SQL: Calculating the geometric mean (GEOMEAN)
I had a user at the last place I worked who needed to calculate the geometric mean of a column in a table. The geometric mean is like a regular mean, but has the practical effect of throwing out outliers (unusual spikes in the data). This is a standard function in Excel, but not in most databases.
The standard method of calculating the geometric mean is by multiplying all of the terms together, then taking the n-th root of the product, where n is the number of terms. So if you had 5, 7, 55, 6, and 3 as terms, you would take the fifth root of 34,650, giving you 8.0899. Notice how the final result is not very much affected by the outlier (55).
This technique won't work in most databases for non-trivial datasets. Why? Because if you take 100 terms and multiply them, it will likely overflow even the largest column type. In fact, calculating the geometric mean this way with a calculator can quickly become impossible for large data sets.
There is a solution. If you take advantage of the magic of logarithms, you can calculate the geometric mean for very large data sets without overloading a standard relational database data type.
For a given set of terms, sum the log (I will use the natural log) of all terms. Then divide this sum by the number of terms. Finally, take the anti-log of the result (since I use a natural log, this means raising e to the result). Using our example:
ln( 5) = 1.6094
ln( 7) = 1.9459
ln(55) = 4.0073
ln( 6) = 1.7918
ln( 3) = 1.0986
-------
10.4531
10.4531/5 = 2.0906
e^2.0906 = 8.0899
which is what we got using the standard technique. This can be translated into SQL this way:
select exp(sum(log(sample)) / count(*))
from sample_table
-- or, depending on your flavor of SQL...
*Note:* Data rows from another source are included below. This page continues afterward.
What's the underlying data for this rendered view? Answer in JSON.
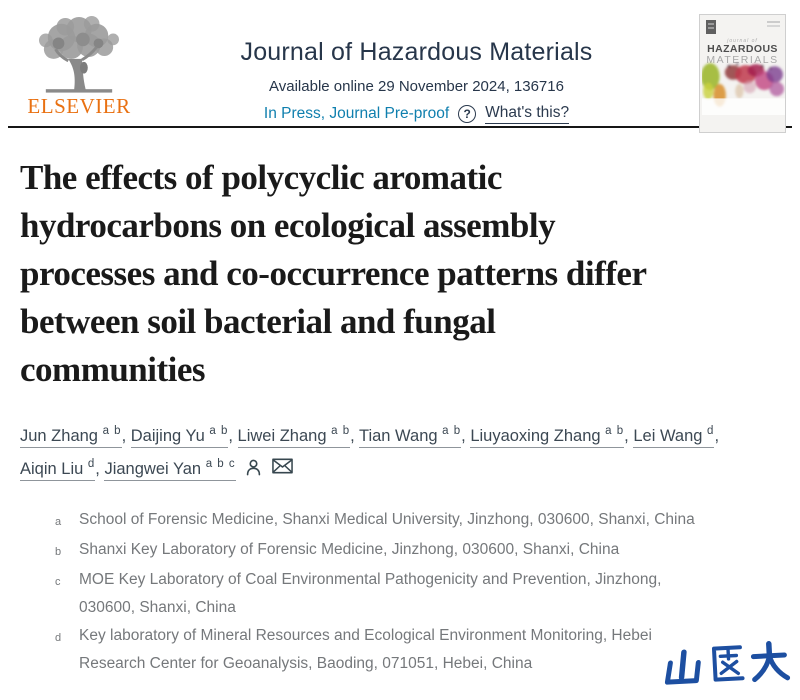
{
  "header": {
    "publisher_wordmark": "ELSEVIER",
    "journal_title": "Journal of Hazardous Materials",
    "available_online": "Available online 29 November 2024, 136716",
    "in_press_link": "In Press, Journal Pre-proof",
    "help_glyph": "?",
    "whats_this_link": "What's this?",
    "cover_thumb": {
      "kicker": "journal of",
      "title_line1": "HAZARDOUS",
      "title_line2": "MATERIALS"
    }
  },
  "article": {
    "title_lines": [
      "The effects of polycyclic aromatic",
      "hydrocarbons on ecological assembly",
      "processes and co-occurrence patterns differ",
      "between soil bacterial and fungal",
      "communities"
    ],
    "authors_line1": [
      {
        "name": "Jun Zhang",
        "sup": "a b"
      },
      {
        "name": "Daijing Yu",
        "sup": "a b"
      },
      {
        "name": "Liwei Zhang",
        "sup": "a b"
      },
      {
        "name": "Tian Wang",
        "sup": "a b"
      },
      {
        "name": "Liuyaoxing Zhang",
        "sup": "a b"
      },
      {
        "name": "Lei Wang",
        "sup": "d"
      }
    ],
    "authors_line2": [
      {
        "name": "Aiqin Liu",
        "sup": "d"
      },
      {
        "name": "Jiangwei Yan",
        "sup": "a b c"
      }
    ],
    "affiliations": [
      {
        "label": "a",
        "lines": [
          "School of Forensic Medicine, Shanxi Medical University, Jinzhong, 030600, Shanxi, China"
        ]
      },
      {
        "label": "b",
        "lines": [
          "Shanxi Key Laboratory of Forensic Medicine, Jinzhong, 030600, Shanxi, China"
        ]
      },
      {
        "label": "c",
        "lines": [
          "MOE Key Laboratory of Coal Environmental Pathogenicity and Prevention, Jinzhong,",
          "030600, Shanxi, China"
        ]
      },
      {
        "label": "d",
        "lines": [
          "Key laboratory of Mineral Resources and Ecological Environment Monitoring, Hebei",
          "Research Center for Geoanalysis, Baoding, 071051, Hebei, China"
        ]
      }
    ]
  },
  "watermark": {
    "text": "山医大"
  },
  "icons": {
    "publisher_logo": "elsevier-tree-icon",
    "help": "question-circle-icon",
    "corresponding_author": "person-icon",
    "email": "envelope-icon"
  },
  "colors": {
    "elsevier_orange": "#e97112",
    "header_navy": "#27364a",
    "in_press_teal": "#0f7fae",
    "title_black": "#1a1a1a",
    "author_text": "#3c4853",
    "affiliation_gray": "#75787b",
    "watermark_blue": "#1d4fa1",
    "divider_black": "#161616"
  }
}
select exp(sum(ln(sample)) / count(*))
from sample_table
UPDATE: Isabelle pointed out that there is a neater way to do this. Since the sum(FOO)/count(*) is an average, the expression can be simplified to this:SQL Server
select exp(avg(log(sample)))
from sample_table
Oracle, PostGreSQL, MySQL
select exp(avg(ln(sample)))
from sample_table
Nicely figured out, Isabelle.
As far as I can tell, this will work in Oracle, SQL Server, and Access, and I can't think of why it would not work in MySQL or PosgreSQL.